Four men have tossed their names in the hat for the upcoming election to find a new District 4 Weslaco City Commissioner.

With only one week for prospective candidates to file their applications in the special election to replace now-former District 4 Commissioner Gerardo “Jerry” Tafolla, four candidates have emerged after last Wednesday’s filing deadline: Humberto “Beto” Chavez, Adrian Farias, Jose Guadalupe “Lupe” Garcia and Roy Hernandez Jr.

Weslaco voters may recognize some of the candidates who are vying to replace Tafolla as two have sought public office before.

Most recently was Lupe Garcia, who ran against Tafolla in last November’s election. Garcia lost that race by just 154 votes.

“We wanted to get in there to make the change and give District 4 good representation and that’s why I took it upon myself to do it then because I felt that the change was needed,” Garcia said of his 2018 election bid.

Garcia currently serves as the director of transportation for the Weslaco school district. He has also served as parks director for both the city and Hidalgo County.

He said it’s precisely that experience that gives him an edge over his three opponents, pointing to the positive relationships he has forged with school district, city and county leaders.

“I don’t need to go in there and try to start working with them, I think I’ve been working with them already for the past 5, 6, 7 years,” Garcia said.

Voters may also recognize Adrian Farias, who ran an unsuccessful bid against David Suarez in the 2013 mayoral race.

Farias, who serves as the vice president of insurance of First Public, a subsidiary of the Texas Association of School Boards, said one of his primary goals should he win the July election will be working with the Economic Development Corporation of Weslaco and the Weslaco Chamber of Commerce to bring more high-paying jobs to the area.

He spoke of how Rio Grande Valley professionals often leave the region in search of well-compensated employment. “I was in the same position before — leaving town to go look for jobs and work outside of the Valley. It takes a lot of toll on the family and I’ve seen it. You miss a lot of things,” Farias said.

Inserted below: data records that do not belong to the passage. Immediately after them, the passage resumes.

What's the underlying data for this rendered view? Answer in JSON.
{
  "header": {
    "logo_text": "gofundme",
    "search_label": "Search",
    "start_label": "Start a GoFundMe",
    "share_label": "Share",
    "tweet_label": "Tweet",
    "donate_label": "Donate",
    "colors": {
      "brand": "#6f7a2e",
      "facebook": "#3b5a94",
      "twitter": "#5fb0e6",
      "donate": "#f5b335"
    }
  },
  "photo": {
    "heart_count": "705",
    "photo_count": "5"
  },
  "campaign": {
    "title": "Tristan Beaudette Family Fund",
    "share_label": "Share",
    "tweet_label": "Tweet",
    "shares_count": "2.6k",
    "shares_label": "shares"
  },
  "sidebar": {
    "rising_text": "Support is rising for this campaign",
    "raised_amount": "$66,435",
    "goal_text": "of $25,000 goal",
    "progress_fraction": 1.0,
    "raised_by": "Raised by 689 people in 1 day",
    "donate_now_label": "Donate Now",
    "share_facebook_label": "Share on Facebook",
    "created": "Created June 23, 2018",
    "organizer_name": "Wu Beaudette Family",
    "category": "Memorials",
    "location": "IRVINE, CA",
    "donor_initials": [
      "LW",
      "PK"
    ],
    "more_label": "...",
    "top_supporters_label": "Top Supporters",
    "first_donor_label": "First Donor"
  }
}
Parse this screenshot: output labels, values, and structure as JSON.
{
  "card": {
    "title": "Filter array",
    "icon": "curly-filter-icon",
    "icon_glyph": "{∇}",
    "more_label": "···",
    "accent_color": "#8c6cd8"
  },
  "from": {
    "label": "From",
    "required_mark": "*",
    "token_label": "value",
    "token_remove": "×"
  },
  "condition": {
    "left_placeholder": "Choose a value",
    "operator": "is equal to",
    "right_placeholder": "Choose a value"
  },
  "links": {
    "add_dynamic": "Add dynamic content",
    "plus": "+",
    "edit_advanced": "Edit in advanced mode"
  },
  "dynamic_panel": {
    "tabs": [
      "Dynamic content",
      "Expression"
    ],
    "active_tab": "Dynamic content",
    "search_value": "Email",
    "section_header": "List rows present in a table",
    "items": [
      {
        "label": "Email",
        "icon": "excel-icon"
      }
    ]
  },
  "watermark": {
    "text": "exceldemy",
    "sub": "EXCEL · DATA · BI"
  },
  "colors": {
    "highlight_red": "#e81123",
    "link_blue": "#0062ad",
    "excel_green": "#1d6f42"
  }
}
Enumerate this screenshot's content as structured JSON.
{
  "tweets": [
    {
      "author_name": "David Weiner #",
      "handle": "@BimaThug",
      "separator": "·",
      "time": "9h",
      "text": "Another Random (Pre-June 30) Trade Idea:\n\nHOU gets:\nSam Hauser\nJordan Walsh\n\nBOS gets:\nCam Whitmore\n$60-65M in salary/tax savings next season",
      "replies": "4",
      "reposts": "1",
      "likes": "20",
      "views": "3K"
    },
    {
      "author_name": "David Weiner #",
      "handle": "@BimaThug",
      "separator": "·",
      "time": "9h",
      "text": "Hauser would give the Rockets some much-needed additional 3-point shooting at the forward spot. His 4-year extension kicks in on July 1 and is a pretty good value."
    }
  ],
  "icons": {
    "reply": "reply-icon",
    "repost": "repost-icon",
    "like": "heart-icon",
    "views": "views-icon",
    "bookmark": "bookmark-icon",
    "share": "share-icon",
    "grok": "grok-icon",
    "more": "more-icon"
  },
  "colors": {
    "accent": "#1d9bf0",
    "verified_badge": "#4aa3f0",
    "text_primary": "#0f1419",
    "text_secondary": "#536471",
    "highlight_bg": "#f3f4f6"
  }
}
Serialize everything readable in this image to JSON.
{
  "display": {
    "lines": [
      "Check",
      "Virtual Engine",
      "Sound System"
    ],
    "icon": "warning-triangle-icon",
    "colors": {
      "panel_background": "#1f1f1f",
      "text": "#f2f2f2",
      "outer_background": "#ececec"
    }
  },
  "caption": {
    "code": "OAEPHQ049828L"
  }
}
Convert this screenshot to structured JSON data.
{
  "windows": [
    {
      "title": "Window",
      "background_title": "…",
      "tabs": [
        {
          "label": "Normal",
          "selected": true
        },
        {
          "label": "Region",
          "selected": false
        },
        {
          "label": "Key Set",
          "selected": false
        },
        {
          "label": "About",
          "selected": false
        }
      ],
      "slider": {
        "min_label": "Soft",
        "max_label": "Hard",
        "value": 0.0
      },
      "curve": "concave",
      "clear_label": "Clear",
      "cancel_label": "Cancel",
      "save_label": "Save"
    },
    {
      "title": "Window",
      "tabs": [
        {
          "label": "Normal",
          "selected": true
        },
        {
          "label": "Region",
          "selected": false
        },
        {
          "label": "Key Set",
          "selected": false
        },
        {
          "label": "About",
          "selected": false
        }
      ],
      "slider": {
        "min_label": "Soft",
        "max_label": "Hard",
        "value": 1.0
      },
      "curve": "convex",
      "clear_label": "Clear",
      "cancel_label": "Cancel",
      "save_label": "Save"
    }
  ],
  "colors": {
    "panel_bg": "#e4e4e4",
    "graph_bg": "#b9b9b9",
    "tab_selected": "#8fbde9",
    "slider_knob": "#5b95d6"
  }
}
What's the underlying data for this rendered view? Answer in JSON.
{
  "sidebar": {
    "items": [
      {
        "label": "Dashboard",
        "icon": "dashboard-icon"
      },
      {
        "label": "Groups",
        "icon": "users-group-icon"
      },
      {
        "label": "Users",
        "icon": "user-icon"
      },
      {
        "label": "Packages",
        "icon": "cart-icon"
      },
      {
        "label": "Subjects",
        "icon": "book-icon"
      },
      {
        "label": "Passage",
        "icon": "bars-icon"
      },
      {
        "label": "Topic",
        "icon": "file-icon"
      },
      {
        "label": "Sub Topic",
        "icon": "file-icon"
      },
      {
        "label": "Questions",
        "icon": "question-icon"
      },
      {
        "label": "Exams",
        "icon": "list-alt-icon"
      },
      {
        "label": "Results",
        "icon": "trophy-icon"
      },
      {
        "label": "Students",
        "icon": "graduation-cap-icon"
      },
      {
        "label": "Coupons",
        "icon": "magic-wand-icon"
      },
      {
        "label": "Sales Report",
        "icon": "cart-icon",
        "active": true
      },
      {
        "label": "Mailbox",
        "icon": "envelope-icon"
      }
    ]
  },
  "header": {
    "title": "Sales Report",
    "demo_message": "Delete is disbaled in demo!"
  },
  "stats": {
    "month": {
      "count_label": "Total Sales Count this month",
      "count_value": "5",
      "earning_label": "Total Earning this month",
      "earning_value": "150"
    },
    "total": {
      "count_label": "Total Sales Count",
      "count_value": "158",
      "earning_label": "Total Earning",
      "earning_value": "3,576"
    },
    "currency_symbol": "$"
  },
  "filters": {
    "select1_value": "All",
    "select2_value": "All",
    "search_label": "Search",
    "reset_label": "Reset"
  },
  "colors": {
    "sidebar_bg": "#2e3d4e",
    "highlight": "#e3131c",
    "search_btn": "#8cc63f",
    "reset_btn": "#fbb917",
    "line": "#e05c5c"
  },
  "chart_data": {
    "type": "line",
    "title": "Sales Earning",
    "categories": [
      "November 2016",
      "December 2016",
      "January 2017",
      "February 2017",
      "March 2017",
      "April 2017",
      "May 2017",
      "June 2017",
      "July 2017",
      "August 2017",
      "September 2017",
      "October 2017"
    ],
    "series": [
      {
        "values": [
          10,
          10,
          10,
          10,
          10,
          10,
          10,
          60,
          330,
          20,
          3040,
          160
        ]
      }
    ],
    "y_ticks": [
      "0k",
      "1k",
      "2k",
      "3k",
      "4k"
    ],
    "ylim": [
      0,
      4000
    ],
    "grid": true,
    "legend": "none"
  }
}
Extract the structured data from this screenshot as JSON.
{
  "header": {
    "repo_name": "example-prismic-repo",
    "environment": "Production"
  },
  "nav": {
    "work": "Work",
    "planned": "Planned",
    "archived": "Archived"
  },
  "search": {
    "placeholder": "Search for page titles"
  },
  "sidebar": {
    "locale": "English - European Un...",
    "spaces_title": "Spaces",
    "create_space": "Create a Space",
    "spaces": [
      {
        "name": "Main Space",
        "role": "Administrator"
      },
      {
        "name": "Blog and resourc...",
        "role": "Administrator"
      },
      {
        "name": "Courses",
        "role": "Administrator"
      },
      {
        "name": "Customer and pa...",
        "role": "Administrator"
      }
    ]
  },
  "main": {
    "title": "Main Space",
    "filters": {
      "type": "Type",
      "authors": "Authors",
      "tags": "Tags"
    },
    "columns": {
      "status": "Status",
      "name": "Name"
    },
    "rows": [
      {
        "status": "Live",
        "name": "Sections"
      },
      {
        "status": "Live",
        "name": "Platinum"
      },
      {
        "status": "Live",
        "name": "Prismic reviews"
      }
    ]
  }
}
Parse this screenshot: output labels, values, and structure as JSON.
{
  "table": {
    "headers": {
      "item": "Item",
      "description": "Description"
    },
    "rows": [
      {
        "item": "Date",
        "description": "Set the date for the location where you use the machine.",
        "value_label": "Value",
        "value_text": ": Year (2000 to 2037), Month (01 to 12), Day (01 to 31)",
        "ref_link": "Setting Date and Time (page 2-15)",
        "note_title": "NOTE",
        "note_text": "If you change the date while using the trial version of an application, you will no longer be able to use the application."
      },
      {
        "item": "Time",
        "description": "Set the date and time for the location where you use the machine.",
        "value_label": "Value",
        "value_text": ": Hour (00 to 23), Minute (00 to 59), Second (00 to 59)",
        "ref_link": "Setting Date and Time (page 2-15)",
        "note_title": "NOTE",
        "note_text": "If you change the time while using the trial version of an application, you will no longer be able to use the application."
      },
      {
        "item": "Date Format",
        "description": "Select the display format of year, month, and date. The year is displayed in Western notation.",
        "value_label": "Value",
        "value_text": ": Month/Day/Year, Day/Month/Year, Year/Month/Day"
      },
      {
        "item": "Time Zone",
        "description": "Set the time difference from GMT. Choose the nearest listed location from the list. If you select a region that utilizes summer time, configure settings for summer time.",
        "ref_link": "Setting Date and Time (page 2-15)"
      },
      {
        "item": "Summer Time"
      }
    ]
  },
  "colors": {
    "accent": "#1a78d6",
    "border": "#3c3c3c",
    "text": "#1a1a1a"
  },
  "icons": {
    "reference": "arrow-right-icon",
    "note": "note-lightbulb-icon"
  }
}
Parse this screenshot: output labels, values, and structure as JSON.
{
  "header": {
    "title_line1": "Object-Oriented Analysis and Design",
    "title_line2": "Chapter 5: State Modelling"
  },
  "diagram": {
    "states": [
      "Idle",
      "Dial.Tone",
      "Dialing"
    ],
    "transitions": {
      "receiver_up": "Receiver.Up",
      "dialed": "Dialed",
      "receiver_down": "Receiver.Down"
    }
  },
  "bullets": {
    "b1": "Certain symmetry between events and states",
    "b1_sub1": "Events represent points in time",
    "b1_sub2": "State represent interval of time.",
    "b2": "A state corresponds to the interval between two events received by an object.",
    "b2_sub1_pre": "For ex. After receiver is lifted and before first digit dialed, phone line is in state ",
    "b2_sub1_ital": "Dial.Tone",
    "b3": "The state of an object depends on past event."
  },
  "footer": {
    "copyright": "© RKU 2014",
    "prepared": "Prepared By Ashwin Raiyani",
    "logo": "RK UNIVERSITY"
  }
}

Aside from his 2013 mayoral campaign run, Farias said he has not previously sought public office. He has, however, served as treasurer of the EDCW for one year.

“I want to continue to be a city on the grow,” he said.

Economic development was also a key talking point for the third candidate in the District 4 race, Humberto “Beto” Chavez.

Chavez, who has lived in the city for over four decades, said he has seen the city’s once bustling growth plateau. “We’ve got to bring back Weslaco to where it needs to be. I see us falling behind every town,” he said.

Chavez said he is familiar with the workings of local government thanks to his position on the board of the Hidalgo County Head Start. He said he hopes to use that experience and his desire to see more economic growth to restore trust between public officials and the residents they serve.

“They need someone to lead them. They need someone they can trust, someone that will fight for them and do what’s right for them, and not take from them,” Chavez said.

Rounding out the ballot is Roy Hernandez Jr., who works as an insurance agent.

Hernandez said he has never run for political office before, but felt compelled to do so after watching the events unfold which ultimately led to Tafolla’s resignation.

“There’s no trust right now,” Hernandez said. “So, I was like, you know what? … Let me step up and I’m gonna try and bring back that trust between the politician and the citizens.”

For Hernandez, addressing the city’s ongoing drainage issues are one of his top priorities.

Early voting by personal appearance will begin Monday, July 1 and end Friday, July 12.

Polls will be open from 7 a.m. – 7 p.m. on Monday, July 1; Friday, July 12; and Election Day — Tuesday, July 16.

For the rest of early voting, July 2-3 and July 5-11, polls will be open from 8 a.m. – 5 p.m.

City leaders still do not know if polls will be open on Sunday, July 7; however, they will be closed on Thursday, July 4 for Independence Day.

This story has been updated to correct early voting hours.